Ja, das stimmt. Aber das Verbot gilt nur für Minderjährige, bei denen die Plattform weiß, dass sie minderjährig sind. Wenn Sie Google nutzen, weiß Google nicht, wie alt Sie sind. Bei Facebook wissen sie es, wenn Sie selbst angegeben haben, dass Sie minderjährig sind. Viele machen es aber nicht. Also ist es insofern ein sehr eingeschränktes Verbot, das an den meisten Nutzern vorbeigeht. Zum Schutz unserer Wahlen vor Manipulation wie im Fall Cambridge Analytica taugt ein Verbot, das nur für Minderjährige gilt, von vornherein nicht.

Und wie sieht es mit Volljährigen aus? Dort soll doch die Profilbildung aufgrund sensibler Daten wie politische oder sexuelle Präferenzen eingeschränkt werden?
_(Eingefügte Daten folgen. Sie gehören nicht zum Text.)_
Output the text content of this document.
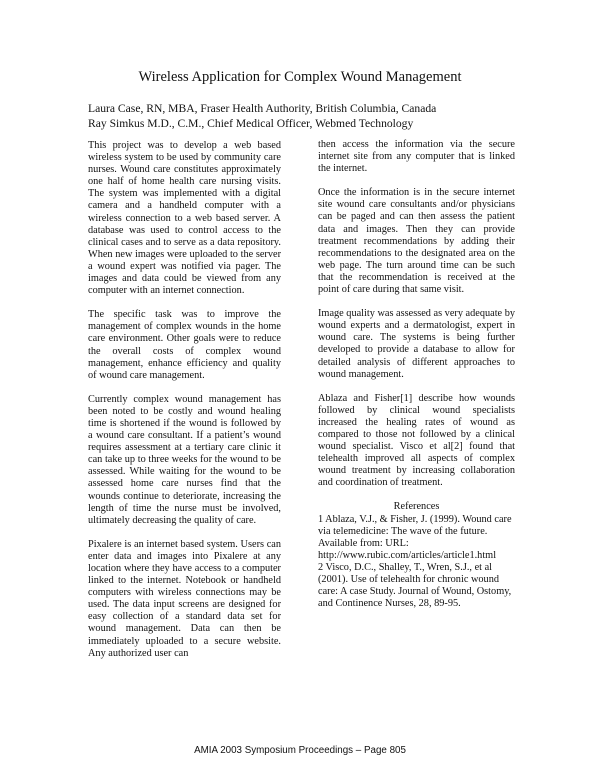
Wireless Application for Complex Wound Management
Laura Case, RN, MBA, Fraser Health Authority, British Columbia, Canada
Ray Simkus M.D., C.M., Chief Medical Officer, Webmed Technology

This project was to develop a web based wireless system to be used by community care nurses. Wound care constitutes approximately one half of home health care nursing visits. The system was implemented with a digital camera and a handheld computer with a wireless connection to a web based server. A database was used to control access to the clinical cases and to serve as a data repository. When new images were uploaded to the server a wound expert was notified via pager. The images and data could be viewed from any computer with an internet connection.

The specific task was to improve the management of complex wounds in the home care environment. Other goals were to reduce the overall costs of complex wound management, enhance efficiency and quality of wound care management.

Currently complex wound management has been noted to be costly and wound healing time is shortened if the wound is followed by a wound care consultant. If a patient’s wound requires assessment at a tertiary care clinic it can take up to three weeks for the wound to be assessed. While waiting for the wound to be assessed home care nurses find that the wounds continue to deteriorate, increasing the length of time the nurse must be involved, ultimately decreasing the quality of care.

Pixalere is an internet based system. Users can enter data and images into Pixalere at any location where they have access to a computer linked to the internet. Notebook or handheld computers with wireless connections may be used. The data input screens are designed for easy collection of a standard data set for wound management. Data can then be immediately uploaded to a secure website. Any authorized user can

then access the information via the secure internet site from any computer that is linked the internet.

Once the information is in the secure internet site wound care consultants and/or physicians can be paged and can then assess the patient data and images. Then they can provide treatment recommendations by adding their recommendations to the designated area on the web page. The turn around time can be such that the recommendation is received at the point of care during that same visit.

Image quality was assessed as very adequate by wound experts and a dermatologist, expert in wound care. The systems is being further developed to provide a database to allow for detailed analysis of different approaches to wound management.

Ablaza and Fisher[1] describe how wounds followed by clinical wound specialists increased the healing rates of wound as compared to those not followed by a clinical wound specialist. Visco et al[2] found that telehealth improved all aspects of complex wound treatment by increasing collaboration and coordination of treatment.

References
1 Ablaza, V.J., & Fisher, J. (1999). Wound care via telemedicine: The wave of the future. Available from: URL: http://www.rubic.com/articles/article1.html
2 Visco, D.C., Shalley, T., Wren, S.J., et al (2001). Use of telehealth for chronic wound care: A case Study. Journal of Wound, Ostomy, and Continence Nurses, 28, 89-95.
AMIA 2003 Symposium Proceedings – Page 805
Das Verbot der Verwendung sensibler Daten ist stark verwässert und weitgehend ausgehebelt worden. In vielen Fällen wird Überwachungswerbung – selbst anhand sensibler Personenmerkmale – keine Profilerstellung im Sinne des neuen Verbots darstellen und erlaubt bleiben. Und was Überwachungswerbung allgemein angeht, habe ich nicht mal mehr ein Recht darauf, das Tracking in meinem Browser generell abzulehnen. Der sogenannte Do-not-track-Mechanismus, für den wir gekämpft haben, steht nicht im Gesetz. Das heißt, das Einzige, was mir bleibt, ist, auf jeder Webseite auf die Einstellungen zu gehen und Cookies abzulehnen. Und das bei jeder Website und bei jedem Besuch, was völlig unzumutbar ist. Das zeigt: Das überwachungskapitalistische Geschäftsmodell bleibt im Kern intakt.

Trotzdem haben Sie für das DSA gestimmt. Also muss es ja auch Fortschritte geben?
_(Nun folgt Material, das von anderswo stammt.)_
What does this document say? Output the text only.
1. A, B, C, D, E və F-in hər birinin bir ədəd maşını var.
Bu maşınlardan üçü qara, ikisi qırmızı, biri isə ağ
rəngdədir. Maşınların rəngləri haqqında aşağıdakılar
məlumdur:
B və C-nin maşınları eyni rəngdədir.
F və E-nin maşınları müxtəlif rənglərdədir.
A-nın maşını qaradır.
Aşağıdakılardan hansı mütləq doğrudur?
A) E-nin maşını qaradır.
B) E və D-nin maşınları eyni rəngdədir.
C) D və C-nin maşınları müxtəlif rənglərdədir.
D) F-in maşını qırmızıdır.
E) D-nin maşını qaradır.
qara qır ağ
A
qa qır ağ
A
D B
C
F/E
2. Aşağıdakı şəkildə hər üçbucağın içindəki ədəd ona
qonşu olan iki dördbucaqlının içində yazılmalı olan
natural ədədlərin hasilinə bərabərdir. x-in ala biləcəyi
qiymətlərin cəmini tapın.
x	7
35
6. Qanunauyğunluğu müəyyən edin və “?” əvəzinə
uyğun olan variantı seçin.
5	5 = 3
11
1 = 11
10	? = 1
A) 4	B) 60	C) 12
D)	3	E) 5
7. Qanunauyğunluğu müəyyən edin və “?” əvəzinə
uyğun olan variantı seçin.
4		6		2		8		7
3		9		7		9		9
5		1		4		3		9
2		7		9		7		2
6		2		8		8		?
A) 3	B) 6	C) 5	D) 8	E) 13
Das Beste daran ist, dass die überzogenen nationalen Regelungen abgelöst werden, wie das deutsche NetzDG und ähnliche Gesetze in Frankreich und einigen Mitgliedsstaaten. Die Länder haben versucht, im Alleingang exzessive Löschfristen wie zum Beispiel 24 Stunden festzuschreiben. Sie wollten sozusagen die Plattformen zum Richter machen und das auch noch innerhalb einer Zeit, die eine sorgfältige Prüfung kaum zulässt. Das ist im DSA besser gelöst. Das wird künftig verhältnismäßiger und einheitlicher umgesetzt werden. Deswegen ist das eine gewisse Verbesserung gegenüber dem Status quo. Außerdem haben wir einiges verhindert, was ansonsten noch schlimmer geworden wäre. Es wird keine Zensur von Suchmaschinen geben, keine Unterbrechung von Livestreams durch die Industrie und auch keine Identifizierungspflicht für Sexarbeiter. Aber das ist nur Schadensbegrenzung. Von den positiven Ansätzen des Europaparlaments ist fast nichts übrig geblieben.

Gibt es gar nichts, worauf sich die User freuen dürfen?
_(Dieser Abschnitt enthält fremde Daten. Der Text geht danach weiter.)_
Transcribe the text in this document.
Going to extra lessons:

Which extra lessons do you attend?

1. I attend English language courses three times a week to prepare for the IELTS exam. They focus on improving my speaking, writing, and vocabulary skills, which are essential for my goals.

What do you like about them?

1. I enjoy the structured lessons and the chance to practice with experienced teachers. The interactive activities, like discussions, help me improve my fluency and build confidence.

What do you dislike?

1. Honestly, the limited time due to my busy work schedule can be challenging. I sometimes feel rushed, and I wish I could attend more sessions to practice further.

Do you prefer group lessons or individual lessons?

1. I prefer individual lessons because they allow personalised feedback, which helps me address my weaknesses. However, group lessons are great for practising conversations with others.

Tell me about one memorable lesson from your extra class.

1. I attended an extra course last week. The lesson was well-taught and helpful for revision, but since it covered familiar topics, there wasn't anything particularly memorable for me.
Doch. Beim DMA, dem Marktkon­trollgesetz, ist uns ein großer Erfolg gelungen. Wir haben die sogenannte Inter­operabilität bei den Messenger-Diensten durchgesetzt. Damit wird eine echte Wahlmöglichkeit geschaffen. Sie können künftig zum Beispiel mit Whatsapp-Nutzern auch über andere Messenger kommunizieren – und umgekehrt. Das wird den Markt verändern. Ich hoffe, dass sich dann die Messenger mit dem besten Datenschutz durchsetzen.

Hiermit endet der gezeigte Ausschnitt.